Monday, January 30, 2012

Bargain books

Recently I went to the local Tender Centre and placed a successful bid for a box of tatty books. For those of you unfamiliar with Tender Centres, they're places where people send unwanted items for a silent auction: you turn up on the viewing days, arm yourself with a clipboard and a bidding form, fill in your contact details and make an offer against the lot numbers. On the Sunday evening you get an email that directs you to look on-line at your account and see if you were successful, unsuccessful or able to negotiate with the vendor.

A couple of weekends ago we went along and placed several bids, won a few, failed on three, and came away with the above-mentioned box of books, which was cleverly disguised amongst the bric-a-brac by being placed in between a box of decaying encyclopedias (encyclopedii?) and a LARGE box of evangelical tomes on Christian marriage (you know what I think about evangelical Christianity). We also bid successfully for a box of fossilised wood, a pair of hedge clippers and a sander. I could have been forgiven for failing to notice the books, I feel, but I'm glad I didn't.

In amongst the beautiful covers of "With Nelson in Command" by Robert Leighton ("A Story of the Battle of the Baltic"), a volume of Churchill's early life and two volumes of "An Historian's History of the World" (1889) was a battered book block with a black covers... which turned out to be a 1729 King James Bible. 1729! That's older than the history of white settlement in Australia. I'll have to show you the Nelson book in a future post: it's hilarious, but right now I'm most excited about the bible, not least because I'm dyslexic with numbers (if you see what I mean) and initially read the date of publication as 1792 before I realised I was out by 63 years!

To be honest with you, I'm not sure what to do with it. You can see the beautiful front cover, but the back cover is missing. The spine is fused to the book block and I know NOTHING about 18th century bindings so I'm not sure how it is constructed or how to dissect it - if I had the courage to dissect it, which I don't. I'm not even sure if the cover is thin leather on board or embossed paper on board, although I do know that the hand marbled end-papers (front only, sadly) are exquisite. The book block itself is in extraordinarily good condition, especially considering the humid conditions of sub-tropical New South Wales! As well as the Old and New Testaments there is also a Psalter at the end of the book and I must look and see what the front page of the Psalter says.

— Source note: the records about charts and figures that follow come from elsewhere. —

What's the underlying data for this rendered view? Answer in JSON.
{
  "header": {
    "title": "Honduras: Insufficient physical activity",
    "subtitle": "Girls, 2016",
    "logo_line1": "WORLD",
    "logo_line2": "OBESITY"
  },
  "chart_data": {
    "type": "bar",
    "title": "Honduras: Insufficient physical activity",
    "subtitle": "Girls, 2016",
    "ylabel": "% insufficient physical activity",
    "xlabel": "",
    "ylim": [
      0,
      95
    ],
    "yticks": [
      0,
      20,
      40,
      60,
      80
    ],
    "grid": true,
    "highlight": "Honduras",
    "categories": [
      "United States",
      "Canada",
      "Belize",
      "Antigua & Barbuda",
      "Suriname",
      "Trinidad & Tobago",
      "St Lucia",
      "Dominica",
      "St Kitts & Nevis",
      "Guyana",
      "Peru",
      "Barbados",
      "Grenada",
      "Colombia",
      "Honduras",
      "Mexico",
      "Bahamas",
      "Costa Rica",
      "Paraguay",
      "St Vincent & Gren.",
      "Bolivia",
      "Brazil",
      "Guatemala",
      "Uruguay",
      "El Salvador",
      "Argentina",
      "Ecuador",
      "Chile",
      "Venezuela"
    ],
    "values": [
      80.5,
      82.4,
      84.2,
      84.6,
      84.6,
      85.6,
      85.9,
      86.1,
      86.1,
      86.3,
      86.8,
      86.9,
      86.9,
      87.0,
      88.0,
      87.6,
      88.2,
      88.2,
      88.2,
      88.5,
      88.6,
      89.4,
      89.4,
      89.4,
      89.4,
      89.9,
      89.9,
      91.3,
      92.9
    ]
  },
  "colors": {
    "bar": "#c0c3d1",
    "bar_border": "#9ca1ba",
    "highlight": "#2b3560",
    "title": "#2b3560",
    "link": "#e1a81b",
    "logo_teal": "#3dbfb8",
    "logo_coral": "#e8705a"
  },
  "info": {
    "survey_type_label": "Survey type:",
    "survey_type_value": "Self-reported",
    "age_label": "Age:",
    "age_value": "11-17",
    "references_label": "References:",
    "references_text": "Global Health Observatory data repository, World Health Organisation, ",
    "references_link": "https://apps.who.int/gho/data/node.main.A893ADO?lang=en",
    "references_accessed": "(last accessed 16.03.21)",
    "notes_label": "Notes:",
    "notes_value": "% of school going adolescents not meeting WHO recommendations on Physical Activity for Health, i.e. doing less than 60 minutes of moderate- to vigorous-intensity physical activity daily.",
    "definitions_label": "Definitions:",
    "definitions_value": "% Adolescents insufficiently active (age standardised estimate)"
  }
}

Had I not bid successfully for the box, I wonder what would have happened to the books? The Tender Centre system allows items to be shown for two consecutive sales, after which they are returned to the vendor if not sold. I find it hard to understand that the vendor didn't realise the value of the box: the other books are probably worth $100 or so each, to the right purchaser of course. In a new country it is thrilling to hold in one's hand a book that pre-dates 'modern' (i.e. 'white') Australia. How amazing to hold something that is almost 300 years old! I can't wait to show it to the kids in my daughter's class - and I can't wait to find out more about the bible itself, if that's possible. How did it end up in a sale room in Coffs Harbour? Almost 300 years ago it was printed in Oxford, England... it's obviously had a heck of a life since then.


Velma Bolyard said...

i bet the paper is wonderful. you've got a treasure, for sure! maybe several! i often wonder about the treasures that go to the sales after being loved and used and treasures, perhaps for generations.

dinahmow said...

I'd have a word with Carol(Barnacle Goose) as she has some contacts in the game.

Looks like a useful haul, Sara.

Carol said...

Wonderful cover, which looks to me like leather with all that great gold tooling. Pity it has lost its back board along the way. Sounds as though it's a tight back, where the leather spine is very firmly attached to the text block. It is possible to remove this but very difficult to get it off without damage.
After seeing how you dealt with the Italian book I feel you could work on it yourself but you may just prefer to make a clam shell box to keep it safe forever.
Having it professionally restored or conserved is expensive to say the least.
I LOVE our local Tender Centre, but usually spend far more than I'd planned. Books, tools and rusty stuff are my downfall.

Snippety Gibbet said...

What amazing purchases. I love those sorts of books on my shelves. I usually buy them with the intent of using them in some sort of crafty way, then I end up just loving to look at them.